Overwhelmed.

So lately there is a crap load of things going on in my life. And not good things.

Random strangers probably don't what to know about my problems, but I need to vent. So if no one ever reads this, that's fine, I just don't feel comfortable talking about it with the people in my life.

A few weeks ago i found out that my parents are split up. They've been split up since November 2009, and hadn't told a soul because of me and my siblings. They we're afraid that if they did openly split up, that we'd have to move again, after moving to where we live now just barely a year ago. Because if they divorce neither one of my parents alone can afford our house. So they've stuck together and even slept in the same room for almost 8 months and tried to ignore the tension for my brother, myself and my sister. The only reason I even found out is because my dad started dating-which was okay with my mom even though they're still technically married-because they're split up, and I happened to see it. I freaked out, thinking he was cheating on my mom and confronted him rudely, to sum it up I told him he was a scumbag and that I hated him. Naturally after that they had to tell me, and my older brother, but they haven't told my younger sister yet because shes 11 and has been very emotional/ill lately.

Which brings me to my next topic. Three days ago the blood tests my mom had done for my sister came back, they were positive for lupus. For anyone who isn't familiar with what lupus is exactly, its an autoimmune connective tissue disease. I know, big words. Basically your cells don't recognize other cells in your body and attack them like they would if it was a virus. In the past the disease was fatal, apparently now its treatable-although not curable. So they're doing more blood tests to make sure it wasn't a false positive before they start medicating her, because they also think shes bi-polar, and the medications 'apparently' clash.

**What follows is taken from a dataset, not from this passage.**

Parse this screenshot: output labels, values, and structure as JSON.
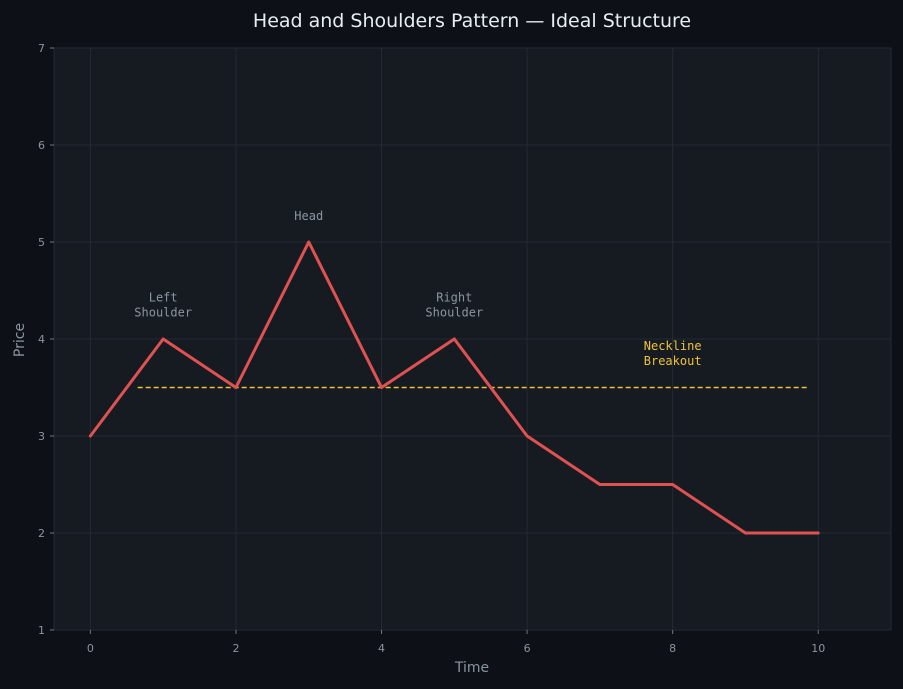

And to add some unnecessary drama to my life my boyfriend is being a fucking jerk. We've been dating for a long time, so I'm used to him being a little insensitive because HELLO, hes a guy and no offense guys, but men think with their dicks. But in the last month, when my family is falling apart and my sister has been almost constantly sick, I really needed him, and he doesn't get it. He thinks I'm basically constantly pmsing and ignores half the things I say. I find myself having to constantly repeat myself for him to even realize I'm saying something important. I mean, I love him to death, we've been dating for ever, and I know he loves me too, hes just oblivious.

I don't know why I'm bothering to type this out, its not like it's going to matter to anyone else who will read it. I guess I just know that if I try to explain this to my friends who all have stereotypical nuclear families, they wont know what to say, and I don't want to darken they're lives with my crap. So even if no one reads this, or even know it exists, it helps to just put into words how overwhelmed I am, because I've been keeping it to myself for too long and I cant take it anymore.

I guess that's it, for now at least.